While the shift from open websites to a more closed LMS system also mirror the academic labour changes over the last two decades, in some ways both developments have been symbiotic – allowing for teaching to become more prescriptive, and the culture of teaching to be more limited.
References
Barret, D. (2005). University Technology Strategy. McMaster University. https://www.mcmaster.ca/cio/UTSMar05.pdf
Chan, L. (2005) WebCT Revolutionized E-Learning. UBC News. https://news.ubc.ca/2005/07/07/archive-ubcreports-2005-05jul07-webct/
Crawford, K. (2021). Atlas of AI. Yale University Press.

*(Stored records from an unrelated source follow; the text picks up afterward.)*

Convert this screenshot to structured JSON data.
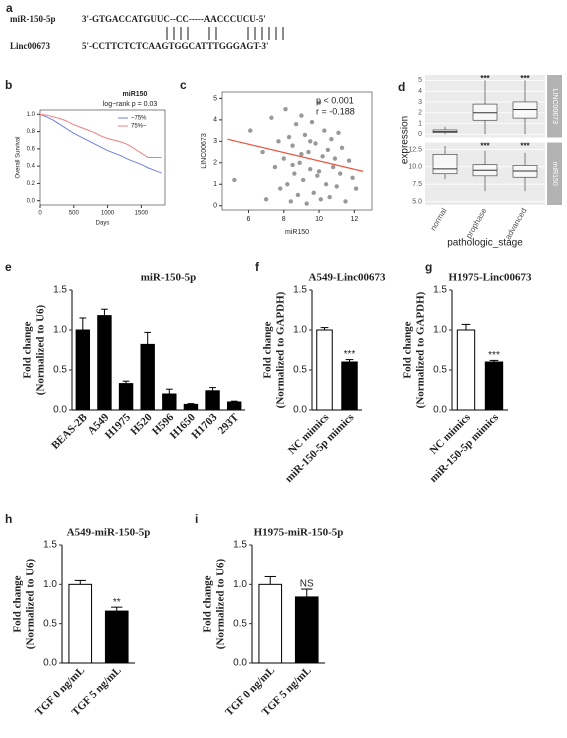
{
  "alignment": {
    "panel": "a",
    "mirna_name": "miR-150-5p",
    "mirna_seq": "3'-GTGACCATGUUC--CC-----AACCCUCU-5'",
    "target_name": "Linc00673",
    "target_seq": "5'-CCTTCTCTCAAGTGGCATTTGGGAGT-3'"
  },
  "chart_data": [
    {
      "type": "survival",
      "panel": "b",
      "title": "miR150",
      "subtitle": "log−rank p = 0.03",
      "xlabel": "Days",
      "ylabel": "Overall Survival",
      "xlim": [
        0,
        1850
      ],
      "xticks": [
        0,
        500,
        1000,
        1500
      ],
      "ylim": [
        -0.05,
        1.05
      ],
      "yticks": [
        {
          "value": 0,
          "label": "0.0"
        },
        0.2,
        0.4,
        0.6,
        0.8,
        {
          "value": 1,
          "label": "1.0"
        }
      ],
      "x": [
        0,
        100,
        200,
        300,
        400,
        500,
        600,
        700,
        800,
        900,
        1000,
        1100,
        1200,
        1300,
        1400,
        1500,
        1600,
        1700,
        1800
      ],
      "series": [
        {
          "name": "~75%",
          "color": "#6f7fe0",
          "values": [
            1,
            0.97,
            0.93,
            0.88,
            0.83,
            0.78,
            0.74,
            0.7,
            0.66,
            0.62,
            0.58,
            0.55,
            0.52,
            0.48,
            0.45,
            0.42,
            0.38,
            0.35,
            0.32
          ]
        },
        {
          "name": "75%~",
          "color": "#f07f7f",
          "values": [
            1,
            0.99,
            0.97,
            0.95,
            0.92,
            0.88,
            0.85,
            0.82,
            0.79,
            0.75,
            0.72,
            0.7,
            0.68,
            0.65,
            0.6,
            0.55,
            0.5,
            0.5,
            0.5
          ]
        }
      ]
    },
    {
      "type": "scatter",
      "panel": "c",
      "xlabel": "miR150",
      "ylabel": "LINC00673",
      "annotations": [
        "p < 0.001",
        "r = -0.188"
      ],
      "xlim": [
        4.5,
        13
      ],
      "xticks": [
        6,
        8,
        10,
        12
      ],
      "ylim": [
        -0.2,
        5.3
      ],
      "yticks": [
        0,
        1,
        2,
        3,
        4,
        5
      ],
      "color": "#555555",
      "fit_color": "#e8553f",
      "fit": {
        "x": [
          4.8,
          12.5
        ],
        "values": [
          3.1,
          1.6
        ]
      },
      "x": [
        5.2,
        6.1,
        6.8,
        7.0,
        7.3,
        7.5,
        7.7,
        7.8,
        8.0,
        8.1,
        8.2,
        8.3,
        8.4,
        8.5,
        8.6,
        8.7,
        8.8,
        8.9,
        9.0,
        9.1,
        9.2,
        9.3,
        9.4,
        9.5,
        9.6,
        9.7,
        9.8,
        9.9,
        10.0,
        10.1,
        10.2,
        10.3,
        10.4,
        10.5,
        10.6,
        10.7,
        10.8,
        10.9,
        11.0,
        11.1,
        11.2,
        11.3,
        11.5,
        11.7,
        11.9,
        12.1,
        9.0,
        8.5,
        10.0,
        9.5
      ],
      "values": [
        1.2,
        3.5,
        2.5,
        0.3,
        4.1,
        1.8,
        3.0,
        0.8,
        2.2,
        4.5,
        1.0,
        3.2,
        0.2,
        2.8,
        1.5,
        3.8,
        0.5,
        2.0,
        4.2,
        1.2,
        3.3,
        0.1,
        2.5,
        1.7,
        3.9,
        0.6,
        2.9,
        1.4,
        4.8,
        0.3,
        2.3,
        3.5,
        1.0,
        2.6,
        0.4,
        3.1,
        1.8,
        2.2,
        0.9,
        3.4,
        1.5,
        2.7,
        0.2,
        2.1,
        1.3,
        0.8,
        2.4,
        1.9,
        1.6,
        3.0
      ]
    },
    {
      "type": "box",
      "panel": "d",
      "xlabel": "pathologic_stage",
      "ylabel": "expression",
      "categories": [
        "normal",
        "prophase",
        "advanced"
      ],
      "facets": [
        {
          "name": "LINC00673",
          "ylim": [
            -0.3,
            5.5
          ],
          "yticks": [
            0,
            1,
            2,
            3,
            4,
            5
          ],
          "annotations": [
            null,
            "***",
            "***"
          ],
          "boxes": [
            {
              "low": 0,
              "q1": 0.15,
              "median": 0.25,
              "q3": 0.4,
              "high": 0.7
            },
            {
              "low": 0,
              "q1": 1.3,
              "median": 2.0,
              "q3": 2.8,
              "high": 5
            },
            {
              "low": 0,
              "q1": 1.5,
              "median": 2.3,
              "q3": 3.0,
              "high": 5
            }
          ]
        },
        {
          "name": "miR150",
          "ylim": [
            4.5,
            13.5
          ],
          "yticks": [
            {
              "value": 5,
              "label": "5.0"
            },
            7.5,
            {
              "value": 10,
              "label": "10.0"
            },
            {
              "value": 12.5,
              "label": "12.5"
            }
          ],
          "annotations": [
            null,
            "***",
            "***"
          ],
          "boxes": [
            {
              "low": 8.2,
              "q1": 9.0,
              "median": 9.7,
              "q3": 11.8,
              "high": 13
            },
            {
              "low": 6.5,
              "q1": 8.7,
              "median": 9.5,
              "q3": 10.3,
              "high": 12.3
            },
            {
              "low": 6.5,
              "q1": 8.5,
              "median": 9.4,
              "q3": 10.2,
              "high": 12
            }
          ]
        }
      ]
    },
    {
      "type": "bar",
      "panel": "e",
      "title": "miR-150-5p",
      "ylabel": [
        "Fold change",
        "(Normalized to U6)"
      ],
      "categories": [
        "BEAS-2B",
        "A549",
        "H1975",
        "H520",
        "H596",
        "H1650",
        "H1703",
        "293T"
      ],
      "values": [
        1.0,
        1.18,
        0.33,
        0.82,
        0.2,
        0.07,
        0.24,
        0.1
      ],
      "errors": [
        0.15,
        0.08,
        0.03,
        0.15,
        0.06,
        0.01,
        0.04,
        0.01
      ],
      "colors": [
        "#000000",
        "#000000",
        "#000000",
        "#000000",
        "#000000",
        "#000000",
        "#000000",
        "#000000"
      ],
      "ylim": [
        0,
        1.5
      ],
      "yticks": [
        {
          "value": 0,
          "label": "0.0"
        },
        0.5,
        {
          "value": 1,
          "label": "1.0"
        },
        {
          "value": 1.5,
          "label": "1.5"
        }
      ]
    },
    {
      "type": "bar",
      "panel": "f",
      "title": "A549-Linc00673",
      "ylabel": [
        "Fold change",
        "(Normalized to GAPDH)"
      ],
      "categories": [
        "NC mimics",
        "miR-150-5p mimics"
      ],
      "values": [
        1.0,
        0.6
      ],
      "errors": [
        0.03,
        0.03
      ],
      "colors": [
        "#ffffff",
        "#000000"
      ],
      "annotations": [
        null,
        "***"
      ],
      "ylim": [
        0,
        1.5
      ],
      "yticks": [
        {
          "value": 0,
          "label": "0.0"
        },
        0.5,
        {
          "value": 1,
          "label": "1.0"
        },
        {
          "value": 1.5,
          "label": "1.5"
        }
      ]
    },
    {
      "type": "bar",
      "panel": "g",
      "title": "H1975-Linc00673",
      "ylabel": [
        "Fold change",
        "(Normalized to GAPDH)"
      ],
      "categories": [
        "NC mimics",
        "miR-150-5p mimics"
      ],
      "values": [
        1.0,
        0.6
      ],
      "errors": [
        0.07,
        0.02
      ],
      "colors": [
        "#ffffff",
        "#000000"
      ],
      "annotations": [
        null,
        "***"
      ],
      "ylim": [
        0,
        1.5
      ],
      "yticks": [
        {
          "value": 0,
          "label": "0.0"
        },
        0.5,
        {
          "value": 1,
          "label": "1.0"
        },
        {
          "value": 1.5,
          "label": "1.5"
        }
      ]
    },
    {
      "type": "bar",
      "panel": "h",
      "title": "A549-miR-150-5p",
      "ylabel": [
        "Fold change",
        "(Normalized to U6)"
      ],
      "categories": [
        "TGF 0 ng/mL",
        "TGF 5 ng/mL"
      ],
      "values": [
        1.0,
        0.66
      ],
      "errors": [
        0.05,
        0.05
      ],
      "colors": [
        "#ffffff",
        "#000000"
      ],
      "annotations": [
        null,
        "**"
      ],
      "ylim": [
        0,
        1.5
      ],
      "yticks": [
        {
          "value": 0,
          "label": "0.0"
        },
        0.5,
        {
          "value": 1,
          "label": "1.0"
        },
        {
          "value": 1.5,
          "label": "1.5"
        }
      ]
    },
    {
      "type": "bar",
      "panel": "i",
      "title": "H1975-miR-150-5p",
      "ylabel": [
        "Fold change",
        "(Normalized to U6)"
      ],
      "categories": [
        "TGF 0 ng/mL",
        "TGF 5 ng/mL"
      ],
      "values": [
        1.0,
        0.84
      ],
      "errors": [
        0.1,
        0.1
      ],
      "colors": [
        "#ffffff",
        "#000000"
      ],
      "annotations": [
        null,
        "NS"
      ],
      "ylim": [
        0,
        1.5
      ],
      "yticks": [
        {
          "value": 0,
          "label": "0.0"
        },
        0.5,
        {
          "value": 1,
          "label": "1.0"
        },
        {
          "value": 1.5,
          "label": "1.5"
        }
      ]
    }
  ]
}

Gray, M. L. & Suri, S. (2019). Ghost work : How to stop silicon valley from building a new global underclass. Houghton Mifflin Harcourt.
McMaster University (2001). Department of Modern Languages and Linguistics @ McMaster University. Wayback Machine. https://web.archive.org/web/20010214022946/http://www.humanities.mcmaster.ca/~modlang/mlhome.htm
McMaster University (2003). Solo Testo. Wayback Machine. https://web.archive.org/web/20030928012724fw_/http://www.humanities.mcmaster.ca/~gargann/text.htm
McMaster University. (2021) McMaster University CUPE Local 3906, Unit 1 Mandatory Training Frequently Asked Questions. https://hr.mcmaster.ca/app/uploads/2021/08/Mosaic-TA-Training-Module-FAQs_FINAL.pdf
Woolgar, S. (1990) Configuring the user: The case of usability trials. The Sociological Review, 38(1, Suppl.), S58-S99.